In the interview, which is Cook’s first since he took the helm as CEO in mid-2011, he also said the company plans to build a data centre in Texas, in addition to existing data centres in North Carolina, Nevada and Oregon. Cook declined to state specifically where the computers would be made, however.

“We’ve been working for years on doing more and more in the United States,” Cook told Williams. “When you back up and look at Apple’s effect on job creation in the United States, we estimate that we’ve created more than 600,000 jobs now.”

Apple is one of the most bulletproof brand names in the world but has come under fire since reports emerged in October that Foxconn, the Taiwanese manufacturing company that makes the iPhone handset, had been employing underage workers at its factories.

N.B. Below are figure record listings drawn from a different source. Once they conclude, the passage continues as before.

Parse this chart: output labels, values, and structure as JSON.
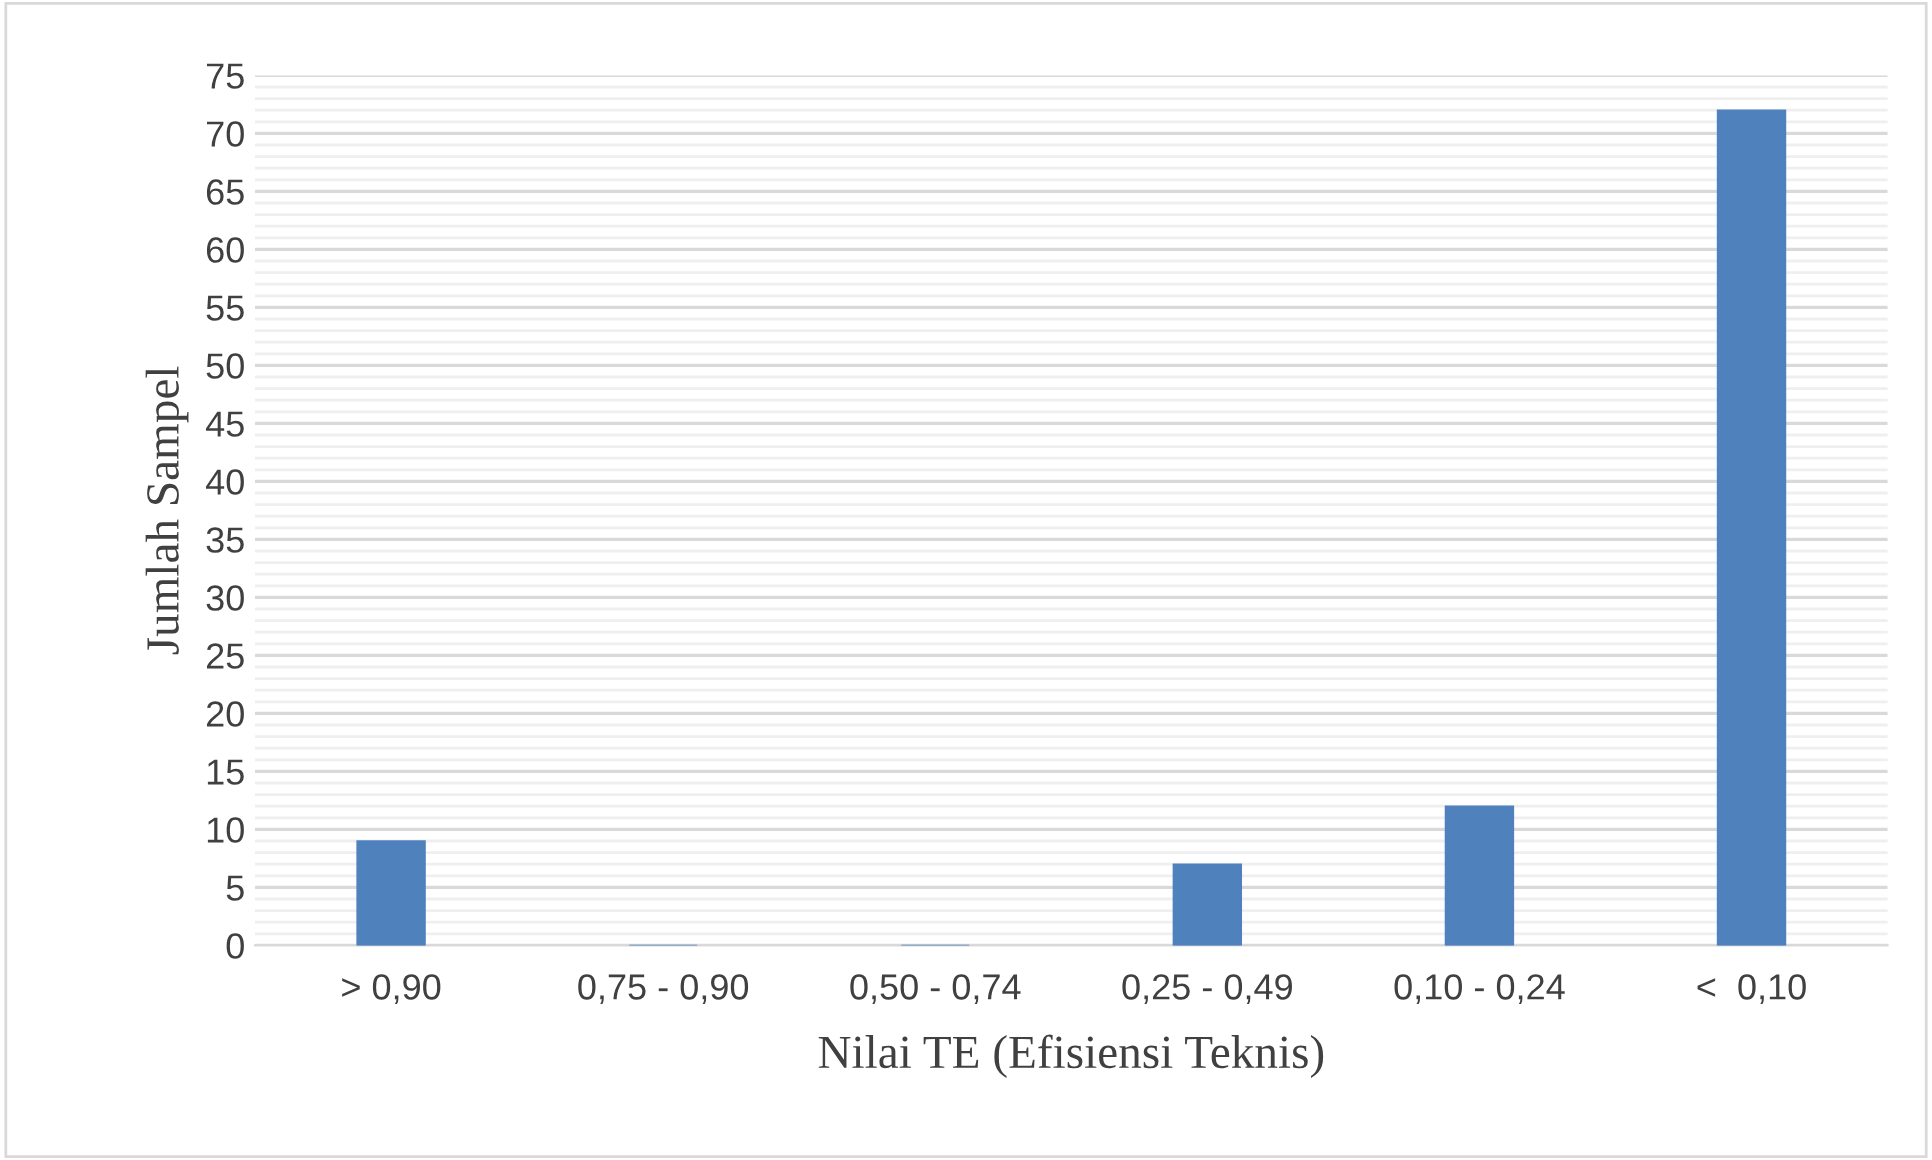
{
  "chart_data": {
    "type": "bar",
    "xlabel": "Nilai TE (Efisiensi Teknis)",
    "ylabel": "Jumlah Sampel",
    "categories": [
      "> 0,90",
      "0,75 - 0,90",
      "0,50 - 0,74",
      "0,25 - 0,49",
      "0,10 - 0,24",
      "<  0,10"
    ],
    "values": [
      9,
      0,
      0,
      7,
      12,
      72
    ],
    "color": "#4f81bd",
    "ylim": [
      0,
      75
    ],
    "yticks": [
      0,
      5,
      10,
      15,
      20,
      25,
      30,
      35,
      40,
      45,
      50,
      55,
      60,
      65,
      70,
      75
    ],
    "grid": "y"
  }
}
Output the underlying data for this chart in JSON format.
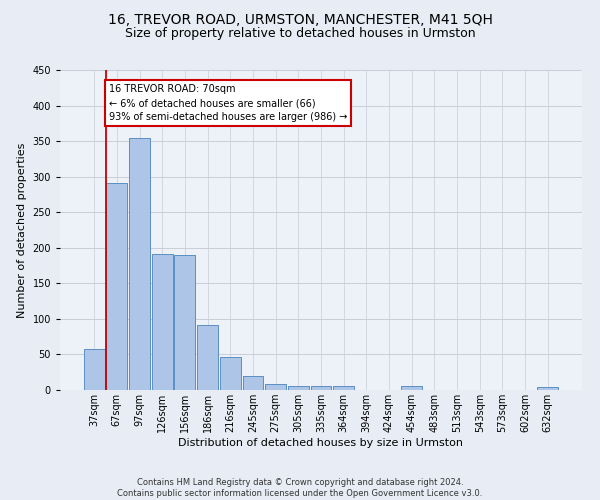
{
  "title1": "16, TREVOR ROAD, URMSTON, MANCHESTER, M41 5QH",
  "title2": "Size of property relative to detached houses in Urmston",
  "xlabel": "Distribution of detached houses by size in Urmston",
  "ylabel": "Number of detached properties",
  "categories": [
    "37sqm",
    "67sqm",
    "97sqm",
    "126sqm",
    "156sqm",
    "186sqm",
    "216sqm",
    "245sqm",
    "275sqm",
    "305sqm",
    "335sqm",
    "364sqm",
    "394sqm",
    "424sqm",
    "454sqm",
    "483sqm",
    "513sqm",
    "543sqm",
    "573sqm",
    "602sqm",
    "632sqm"
  ],
  "values": [
    58,
    291,
    355,
    191,
    190,
    92,
    46,
    19,
    9,
    5,
    5,
    5,
    0,
    0,
    5,
    0,
    0,
    0,
    0,
    0,
    4
  ],
  "bar_color": "#adc6e8",
  "bar_edge_color": "#5a8fc2",
  "ylim": [
    0,
    450
  ],
  "yticks": [
    0,
    50,
    100,
    150,
    200,
    250,
    300,
    350,
    400,
    450
  ],
  "vline_color": "#cc0000",
  "annotation_line1": "16 TREVOR ROAD: 70sqm",
  "annotation_line2": "← 6% of detached houses are smaller (66)",
  "annotation_line3": "93% of semi-detached houses are larger (986) →",
  "annotation_box_color": "#ffffff",
  "annotation_box_edge": "#cc0000",
  "footer": "Contains HM Land Registry data © Crown copyright and database right 2024.\nContains public sector information licensed under the Open Government Licence v3.0.",
  "bg_color": "#e8edf5",
  "plot_bg_color": "#edf1f8",
  "grid_color": "#c8cdd8",
  "title1_fontsize": 10,
  "title2_fontsize": 9,
  "ylabel_fontsize": 8,
  "xlabel_fontsize": 8,
  "tick_fontsize": 7,
  "footer_fontsize": 6
}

Cook said it was a lack of skilled workers in America that led Apple to manufacture the iPhone and its other products overseas. “It’s not so much about price, it’s about the skills,” he said. “The consumer electronics world was really never here. It’s a matter of starting it here.”

Television Move?

In addition to his claims that Apple is bringing device manufacturing to the US, Cook also had some choice words for the makers of television sets, leading to a flurry of speculation online that he was dropping hints about Apple’s long-rumoured TV.

“When I go into my living room and turn on the TV, I feel like I have gone backwards in time by 20 to 30 years,” Cook said. “It’s an area of intense interest. I can’t say more than that.”

An Apple TV is no longer a matter of “if,” but “when,” Piper Jaffray analysts Gene Munster and Douglas J. Clinton wrote in a 1 June research note. The pair forecast a retail price between $1,500 (£935) and $2,000 (£1,246) for a TV with a display between 42 and 55 inches, for the new device to add between 4 and 8 percent to Apple’s 2013 revenue and for it to accomplish nothing short of revolutionizing how people consume content in their living rooms.